As such I see what’s happening as a move to put impairment on a map where it is understood as a part of everyday experience, not something to be lamented. And surely disabled artists who are making work that talks about their experience with the intention of dispelling myths about being tragic but brave objects of fear and pity are doing something that is aligned to some of the intentions of the Disability Arts Movement of yesteryear?
But the question is how does one work as an artist in the fabric of a culture that detests any notion of human rights - and simply ignore it? For the arts to be in any way meaningful they surely have to reflect the realities of the society in which they’re produced? If not, what’s the point?
There seems to be a fundamental contradiction at the core of the oft-repeated mantra about ‘mainstreaming’ as if ‘good’ art means ‘popular’ art. If you would judge Art by whether or not it has changed the way people think, it’s probably true to say that the work has often been challenging and / or angry. I’m thinking in particular of movements like DaDaism and Surrealism and artists like Antonin Artaud and his Theatre of Cruelty. Artaud spent large periods of his life incarcerated in asylums and achieved minimal success as an artist within his lifetime.

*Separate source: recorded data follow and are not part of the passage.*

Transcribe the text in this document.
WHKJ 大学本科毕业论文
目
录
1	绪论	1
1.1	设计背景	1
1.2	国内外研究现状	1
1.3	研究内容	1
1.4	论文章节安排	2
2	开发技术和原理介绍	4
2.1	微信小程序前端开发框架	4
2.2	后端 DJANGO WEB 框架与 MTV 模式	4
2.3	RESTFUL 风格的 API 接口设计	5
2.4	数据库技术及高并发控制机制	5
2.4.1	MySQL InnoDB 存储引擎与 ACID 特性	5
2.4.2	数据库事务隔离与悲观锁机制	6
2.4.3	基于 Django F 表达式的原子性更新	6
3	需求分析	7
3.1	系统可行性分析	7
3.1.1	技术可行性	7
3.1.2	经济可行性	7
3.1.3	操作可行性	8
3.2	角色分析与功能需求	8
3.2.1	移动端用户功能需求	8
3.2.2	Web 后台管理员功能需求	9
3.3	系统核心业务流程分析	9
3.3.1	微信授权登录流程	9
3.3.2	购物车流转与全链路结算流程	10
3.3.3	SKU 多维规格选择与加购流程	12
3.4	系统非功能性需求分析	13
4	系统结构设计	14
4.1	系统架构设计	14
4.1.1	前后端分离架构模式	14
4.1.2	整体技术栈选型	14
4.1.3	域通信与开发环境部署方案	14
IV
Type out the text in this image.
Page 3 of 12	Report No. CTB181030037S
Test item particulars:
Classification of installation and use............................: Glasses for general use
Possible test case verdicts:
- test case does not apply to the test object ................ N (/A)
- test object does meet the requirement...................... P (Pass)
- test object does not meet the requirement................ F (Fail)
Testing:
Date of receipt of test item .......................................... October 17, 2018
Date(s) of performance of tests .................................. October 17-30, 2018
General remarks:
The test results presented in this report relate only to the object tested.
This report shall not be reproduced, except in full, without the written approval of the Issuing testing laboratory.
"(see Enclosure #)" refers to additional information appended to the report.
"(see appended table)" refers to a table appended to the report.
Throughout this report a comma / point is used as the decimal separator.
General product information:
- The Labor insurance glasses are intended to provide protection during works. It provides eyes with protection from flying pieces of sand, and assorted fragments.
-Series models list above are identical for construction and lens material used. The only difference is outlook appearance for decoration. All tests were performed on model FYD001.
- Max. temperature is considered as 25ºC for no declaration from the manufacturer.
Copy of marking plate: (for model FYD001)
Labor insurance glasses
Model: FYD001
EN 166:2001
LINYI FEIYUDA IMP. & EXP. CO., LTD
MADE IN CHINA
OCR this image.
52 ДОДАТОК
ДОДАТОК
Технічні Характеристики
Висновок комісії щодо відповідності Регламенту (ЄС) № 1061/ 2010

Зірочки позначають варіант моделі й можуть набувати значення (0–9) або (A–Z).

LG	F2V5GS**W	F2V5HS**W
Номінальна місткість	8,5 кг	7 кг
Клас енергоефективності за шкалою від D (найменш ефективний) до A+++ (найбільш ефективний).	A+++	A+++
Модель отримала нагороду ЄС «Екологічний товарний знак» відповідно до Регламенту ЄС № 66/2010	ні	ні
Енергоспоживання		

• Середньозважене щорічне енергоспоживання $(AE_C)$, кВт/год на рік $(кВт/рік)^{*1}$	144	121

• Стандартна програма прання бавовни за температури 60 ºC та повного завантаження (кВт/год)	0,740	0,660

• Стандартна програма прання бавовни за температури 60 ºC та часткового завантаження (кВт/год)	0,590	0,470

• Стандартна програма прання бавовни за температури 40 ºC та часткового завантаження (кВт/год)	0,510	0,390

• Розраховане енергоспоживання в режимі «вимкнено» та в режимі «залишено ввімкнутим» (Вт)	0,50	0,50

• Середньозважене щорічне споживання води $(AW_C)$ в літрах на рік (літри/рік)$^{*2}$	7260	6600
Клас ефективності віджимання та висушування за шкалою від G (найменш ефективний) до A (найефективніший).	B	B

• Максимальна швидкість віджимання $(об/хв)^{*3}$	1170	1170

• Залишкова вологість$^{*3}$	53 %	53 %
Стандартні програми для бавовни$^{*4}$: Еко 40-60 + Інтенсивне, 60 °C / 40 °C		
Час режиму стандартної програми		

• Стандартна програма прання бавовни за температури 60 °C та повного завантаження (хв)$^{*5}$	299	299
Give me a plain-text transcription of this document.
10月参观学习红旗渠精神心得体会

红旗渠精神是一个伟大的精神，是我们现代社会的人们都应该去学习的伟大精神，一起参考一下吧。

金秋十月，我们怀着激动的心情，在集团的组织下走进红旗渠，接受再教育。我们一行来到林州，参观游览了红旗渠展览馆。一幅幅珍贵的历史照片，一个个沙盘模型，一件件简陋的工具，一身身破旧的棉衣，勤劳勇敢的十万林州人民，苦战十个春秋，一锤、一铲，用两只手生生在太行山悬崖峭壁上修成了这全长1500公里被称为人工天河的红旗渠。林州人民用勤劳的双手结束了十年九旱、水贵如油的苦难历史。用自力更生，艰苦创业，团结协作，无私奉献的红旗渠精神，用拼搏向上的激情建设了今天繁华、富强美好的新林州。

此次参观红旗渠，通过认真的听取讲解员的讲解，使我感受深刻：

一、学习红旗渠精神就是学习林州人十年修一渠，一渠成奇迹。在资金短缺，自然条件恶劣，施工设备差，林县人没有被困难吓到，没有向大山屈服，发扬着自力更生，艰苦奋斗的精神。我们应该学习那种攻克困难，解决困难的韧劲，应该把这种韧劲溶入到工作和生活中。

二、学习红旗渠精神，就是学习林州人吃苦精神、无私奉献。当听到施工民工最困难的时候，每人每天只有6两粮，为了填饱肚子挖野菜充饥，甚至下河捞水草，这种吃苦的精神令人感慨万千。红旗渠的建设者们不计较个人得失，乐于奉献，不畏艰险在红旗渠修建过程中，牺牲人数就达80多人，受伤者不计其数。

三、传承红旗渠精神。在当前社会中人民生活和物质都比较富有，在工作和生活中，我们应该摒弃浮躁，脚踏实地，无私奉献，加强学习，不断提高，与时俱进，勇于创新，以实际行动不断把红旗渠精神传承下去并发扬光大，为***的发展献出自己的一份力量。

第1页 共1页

Artaud was possibly the most successful failure within the history of theatre. Without Artaud we arguably would not now have the idea of a physical theatre, or a performing arts that seeks to express ‘the body’ itself. Artaud’s battle cry was to rally against theatre that sought to ‘represent’ reality, rather than to present it, as it is, in its raw form.
And so maybe Unlimited, in looking forwards to an Art that addresses access creatively and seeks to innovate, also needs to look back at the lessons learned in the past if it seeks to reflect society?